Advertisement

A Mountain High After an Airport Low

Share

The rain is drawing glistening lines down the window panes in Aspen Highlands and the thunder is rolling down the pass from the Maroon Bell Mountains like a parade of big bass drums. Maroon Creek is a torrent behind Jean Erck’s house, full of self-importance and new rainfall. I have been here a week, living in a world of pristine air and blue sky, green trees and red mountains.

The trip here was an exercise in grim endurance. Carol Arth Waters, who lives in Rancho Mirage, two towns away from my house in La Quinta, performed the ultimate act of friendship. She picked me up at 5:30 in the morning and took me to the airport in Palm Springs.

When I reached the United Airlines counter, a smiling young woman named Jean Ruggiero combined three lumpy parcels in one efficient box so I could check it. No matter how much I plan, and study magazine pictures of women striding through airports carrying one case as thin as a cracker, I always end up looking as if I am smuggling a couple of watermelons and enough laundry to outfit a dormitory.

Advertisement

When we landed at Stapleton Airport in Denver, I retrieved my raincoat and heavy Aran Island sweater from the overhead bin and went to inquire about the connecting flight to Aspen.

“The flight from Aspen has been canceled. The plane is still in Aspen with engine trouble,” said the man behind the counter. “You go out and get on the shuttle bus marked E and go to the Continental desk. Maybe you can get on standby for their Aspen flight at 12:25.”

“But someone told me the Continental concourse is in Building D,” I said.

“It is,” said the man behind the counter. “You have (to ride to building E and) walk back.”

I am not a fast walker owing to my prefabricated knee.

I walked down three corridors, each one longer than a city block, and finally reached a curb where three shuttle buses were parked. I got on the bus marked E and we started around the airport. We passed Building D with the Continental Airlines signs tantalizingly in view. We stopped at the bus stop at Building E and I lurched off, carrying my purse, my raincoat and that sweater, which by that time I devoutly wished were back in the Aran Islands.

With dogged determination, I clumped along to Building D. Inside, there was no indication of which way to go, so I went to the right. A man behind the counter told me to go to the back of a long line. I stood there for a couple of minutes and then got to wondering whether I was in the right place. I had a 50-50 chance of being wrong and the odds were not going my way. I asked a woman in front of me where she was going. Baltimore, she said.

I found an information desk where a woman told me I had walked about a block past the corridor leading to the gate where the Continental Aspen shuttle would be. So I trudged back. When I reached the gate, the area was already filled with people whose jaws were set like pipe wrenches and whose eyes were either dull with resignation or smoldering with anger.

Advertisement

The harried clerk behind the counter took my ticket and placed it on the bottom of a sheaf of tickets. Everyone else who had been on my canceled flight had been faster than me and also seemed to know which concourse to aim for.

There is a Marine Corps saying, “There’s always 10% who don’t get the word.” But why am I always in that obtuse 10%?

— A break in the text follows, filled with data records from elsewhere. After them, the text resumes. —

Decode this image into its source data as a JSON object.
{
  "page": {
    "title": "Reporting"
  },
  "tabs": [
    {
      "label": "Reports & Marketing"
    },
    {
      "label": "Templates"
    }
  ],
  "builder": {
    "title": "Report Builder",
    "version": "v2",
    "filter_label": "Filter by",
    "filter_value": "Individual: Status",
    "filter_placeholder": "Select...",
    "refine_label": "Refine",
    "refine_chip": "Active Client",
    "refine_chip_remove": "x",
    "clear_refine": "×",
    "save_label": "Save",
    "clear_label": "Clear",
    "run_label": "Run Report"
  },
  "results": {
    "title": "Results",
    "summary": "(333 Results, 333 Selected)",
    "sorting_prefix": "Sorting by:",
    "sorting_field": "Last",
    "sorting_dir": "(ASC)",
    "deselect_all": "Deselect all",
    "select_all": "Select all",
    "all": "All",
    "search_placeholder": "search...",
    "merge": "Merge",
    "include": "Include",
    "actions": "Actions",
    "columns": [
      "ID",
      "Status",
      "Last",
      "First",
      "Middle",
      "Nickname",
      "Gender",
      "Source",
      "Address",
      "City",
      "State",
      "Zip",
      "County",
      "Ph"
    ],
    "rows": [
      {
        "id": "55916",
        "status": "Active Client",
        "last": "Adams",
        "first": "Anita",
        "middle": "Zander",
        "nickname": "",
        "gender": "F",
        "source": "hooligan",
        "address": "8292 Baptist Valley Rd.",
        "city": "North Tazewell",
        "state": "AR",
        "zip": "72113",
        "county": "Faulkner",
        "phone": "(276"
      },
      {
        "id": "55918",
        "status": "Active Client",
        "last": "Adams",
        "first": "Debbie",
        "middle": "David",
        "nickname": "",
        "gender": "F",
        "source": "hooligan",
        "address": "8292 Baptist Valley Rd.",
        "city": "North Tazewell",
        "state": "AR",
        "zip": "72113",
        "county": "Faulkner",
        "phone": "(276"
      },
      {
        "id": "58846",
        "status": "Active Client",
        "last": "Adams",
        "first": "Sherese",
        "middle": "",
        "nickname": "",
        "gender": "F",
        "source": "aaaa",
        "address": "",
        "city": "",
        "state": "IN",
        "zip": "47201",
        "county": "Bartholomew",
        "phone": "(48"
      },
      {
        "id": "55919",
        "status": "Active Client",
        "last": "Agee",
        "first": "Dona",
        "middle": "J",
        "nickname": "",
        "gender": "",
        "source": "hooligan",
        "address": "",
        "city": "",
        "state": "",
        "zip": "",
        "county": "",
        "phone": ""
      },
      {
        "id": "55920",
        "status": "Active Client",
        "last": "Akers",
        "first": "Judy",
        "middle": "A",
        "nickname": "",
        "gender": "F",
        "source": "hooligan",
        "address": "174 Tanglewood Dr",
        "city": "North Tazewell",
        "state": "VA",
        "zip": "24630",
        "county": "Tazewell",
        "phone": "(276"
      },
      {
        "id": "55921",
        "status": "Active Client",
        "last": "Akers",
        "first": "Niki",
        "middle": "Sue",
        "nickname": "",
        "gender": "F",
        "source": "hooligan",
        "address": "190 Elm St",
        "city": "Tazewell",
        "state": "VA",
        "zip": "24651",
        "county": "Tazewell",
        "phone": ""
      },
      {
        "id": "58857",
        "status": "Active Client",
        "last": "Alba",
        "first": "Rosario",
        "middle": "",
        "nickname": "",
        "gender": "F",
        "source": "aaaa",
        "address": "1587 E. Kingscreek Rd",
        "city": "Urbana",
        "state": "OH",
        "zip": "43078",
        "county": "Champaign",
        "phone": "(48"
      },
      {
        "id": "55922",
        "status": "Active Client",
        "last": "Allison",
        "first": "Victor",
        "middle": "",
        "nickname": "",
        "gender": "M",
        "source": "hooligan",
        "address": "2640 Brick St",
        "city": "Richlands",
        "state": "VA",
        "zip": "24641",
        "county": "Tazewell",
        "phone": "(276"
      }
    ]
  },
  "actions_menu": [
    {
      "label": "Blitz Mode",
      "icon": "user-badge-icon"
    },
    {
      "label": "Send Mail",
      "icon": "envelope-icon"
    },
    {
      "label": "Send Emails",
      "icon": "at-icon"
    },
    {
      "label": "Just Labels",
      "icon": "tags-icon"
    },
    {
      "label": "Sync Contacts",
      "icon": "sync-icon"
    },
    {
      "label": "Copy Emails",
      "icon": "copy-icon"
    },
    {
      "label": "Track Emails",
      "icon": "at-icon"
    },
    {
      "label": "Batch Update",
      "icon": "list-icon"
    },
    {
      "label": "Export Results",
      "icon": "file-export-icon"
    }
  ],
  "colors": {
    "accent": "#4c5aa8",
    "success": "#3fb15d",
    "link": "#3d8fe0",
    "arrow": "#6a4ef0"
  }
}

All of us were screaming, squawking, mumbling and nattering at the clerk, whose name was Barbara Gardner. We sounded like enraged myna birds, all explaining why we had to be put on the standby list for the 12:25 to Aspen. Gardner maintained an unbelievable aplomb and even called somebody somewhere to find out if there were a chance of finding another plane for us, because Continental’s next two flights to Aspen were booked solid.

She turned to answer a question from a man standing about three rows away from the counter and a woman in front said, “I was here before he was.” He started to say something as she overrode him with a voice like an electric lawn edger, saying: “I know what you’re doing. You’re trying to get in front of me. I know the world.” Pause. “And I know God.”

A comfort for her perhaps, but a non sequitur nonetheless.

Gardner took the top 12 tickets off the pile for possible standbys on the next flight which, by then, was an hour and a half late. I was resigned to waiting until the next day or renting a car for a drive through mountains I did not know. So I bleated, “I have a fake knee which made me walk the slowest and be on the bottom of the pile which will cause me to spend my sunset years in Denver.”

Gardner said, “Sit down. I’ll call you when I can.”

And may her tribe increase. I did and she did and I was allowed on the next airplane and landed in Aspen only two hours late. I called Jean and when the first drop of rain fell on my head, the marathon walks and the snarling people were gone like dandelion fluff. Poof.

Advertisement

It has rained in shining patches of each day ever since and I feel rewarded and shot with midsummer wonder.